A federal judge in San Diego ignored criticism from presumptive Republican presidential nominee Donald Trump and ordered a batch of Trump University documents unsealed.
At his rally in San Diego on Friday, Trump called U.S. District Court Judge Gonzalo Curiel a “very hostile judge” and described him as “Mexican.”
“I am getting railroaded by a legal system that frankly they should be ashamed of,” Trump told a crowd of between 7,000 and 10,000 at the San Diego Convention Center.
The order to unseal the documents came after the rally, and the judge wrote that the defendant — Trump — “has placed the integrity of these court proceedings at issue.” A copy of the order was obtained by the national political news website Politico.
Curiel was appointed to the federal bench by President Obama in 2012. Prior to that he was a Superior Court judge in San Diego. He was born and raised in Indiana.

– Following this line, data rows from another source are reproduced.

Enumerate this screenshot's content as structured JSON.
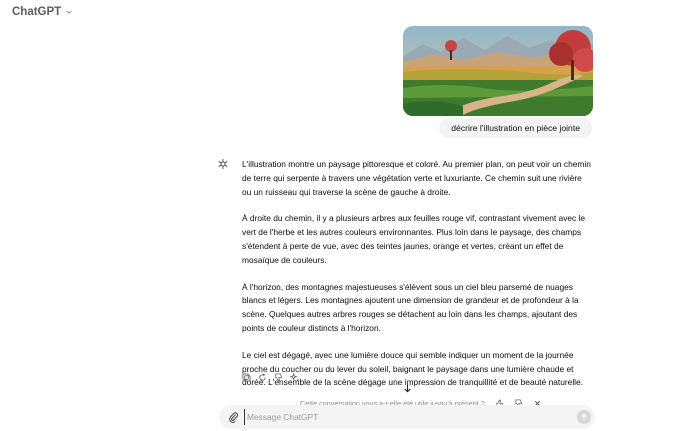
{
  "header": {
    "model_name": "ChatGPT"
  },
  "conversation": {
    "user_message": {
      "text": "décrire l'illustration en pièce jointe"
    },
    "assistant_message": {
      "paragraphs": [
        "L'illustration montre un paysage pittoresque et coloré. Au premier plan, on peut voir un chemin de terre qui serpente à travers une végétation verte et luxuriante. Ce chemin suit une rivière ou un ruisseau qui traverse la scène de gauche à droite.",
        "À droite du chemin, il y a plusieurs arbres aux feuilles rouge vif, contrastant vivement avec le vert de l'herbe et les autres couleurs environnantes. Plus loin dans le paysage, des champs s'étendent à perte de vue, avec des teintes jaunes, orange et vertes, créant un effet de mosaïque de couleurs.",
        "À l'horizon, des montagnes majestueuses s'élèvent sous un ciel bleu parsemé de nuages blancs et légers. Les montagnes ajoutent une dimension de grandeur et de profondeur à la scène. Quelques autres arbres rouges se détachent au loin dans les champs, ajoutant des points de couleur distincts à l'horizon.",
        "Le ciel est dégagé, avec une lumière douce qui semble indiquer un moment de la journée proche du coucher ou du lever du soleil, baignant le paysage dans une lumière chaude et dorée. L'ensemble de la scène dégage une impression de tranquillité et de beauté naturelle."
      ]
    }
  },
  "feedback": {
    "prompt": "Cette conversation vous a-t-elle été utile jusqu'à présent ?"
  },
  "composer": {
    "placeholder": "Message ChatGPT"
  },
  "icons": {
    "avatar": "openai-logo-icon",
    "actions": [
      "copy-icon",
      "regenerate-icon",
      "thumbs-down-icon",
      "sparkle-model-icon"
    ],
    "feedback": [
      "thumbs-up-icon",
      "thumbs-down-icon",
      "close-icon"
    ],
    "composer": [
      "paperclip-icon",
      "send-arrow-icon"
    ]
  },
  "colors": {
    "bubble": "#f4f4f4",
    "composer": "#f4f4f4",
    "send_disabled": "#d7d7d7"
  }
}
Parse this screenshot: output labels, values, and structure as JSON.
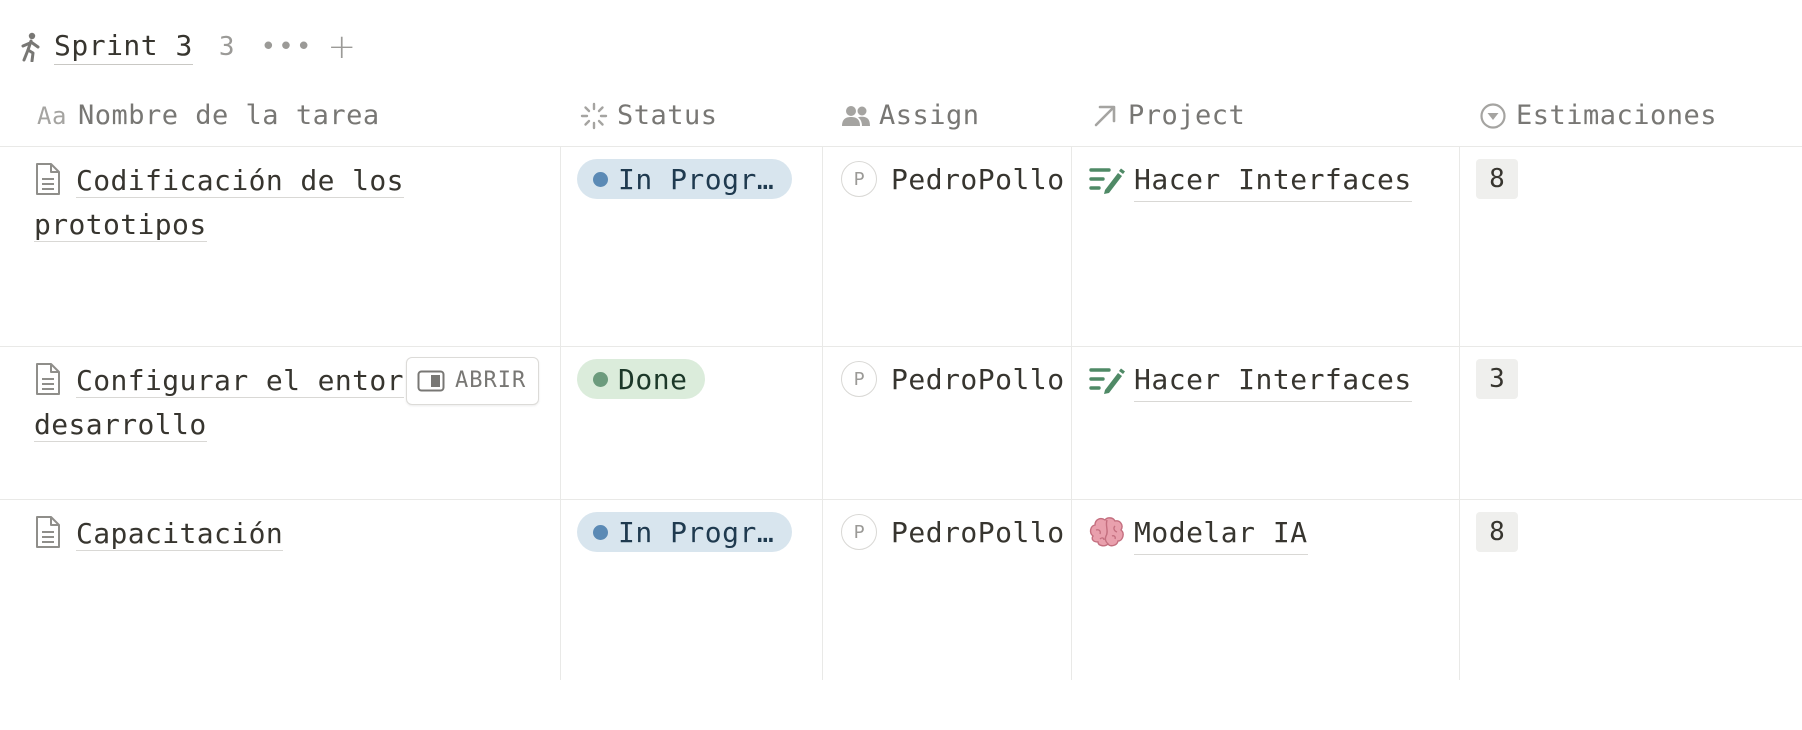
{
  "group": {
    "title": "Sprint 3",
    "count": "3",
    "more_label": "•••",
    "add_label": "+"
  },
  "columns": {
    "name": "Nombre de la tarea",
    "name_icon": "Aa",
    "status": "Status",
    "assign": "Assign",
    "project": "Project",
    "estimate": "Estimaciones"
  },
  "open_button": {
    "label": "ABRIR"
  },
  "rows": [
    {
      "name_line1": "Codificación de los",
      "name_line2": "prototipos",
      "status": "In Progr…",
      "status_type": "in-progress",
      "assign_initial": "P",
      "assign": "PedroPollo",
      "project_icon": "pencil-lines-icon",
      "project": "Hacer Interfaces",
      "estimate": "8"
    },
    {
      "name_line1": "Configurar el entor",
      "name_line2": "desarrollo",
      "status": "Done",
      "status_type": "done",
      "assign_initial": "P",
      "assign": "PedroPollo",
      "project_icon": "pencil-lines-icon",
      "project": "Hacer Interfaces",
      "estimate": "3"
    },
    {
      "name_line1": "Capacitación",
      "status": "In Progr…",
      "status_type": "in-progress",
      "assign_initial": "P",
      "assign": "PedroPollo",
      "project_icon": "brain-icon",
      "project": "Modelar IA",
      "estimate": "8"
    }
  ],
  "colors": {
    "in_progress_bg": "#d8e5ee",
    "in_progress_dot": "#5b8ab5",
    "done_bg": "#dbecdb",
    "done_dot": "#6c9b7d",
    "project_icon_green": "#4f8a66"
  }
}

The trial on the merits of the case is set for Nov. 28 in San Diego, and Trump said he plans to be in court to win it, even if he is the President-elect.
Attorneys for the former students argue that Trump failed to disclose that the now-defunct university was not accredited, nor did he disclose that he was not personally involved in hiring the professors.
The court documents, which Trump’s lawyers claim constitute trade secrets, are from the former university’s “playbooks.” The Washington Post filed a motion to make the documents public.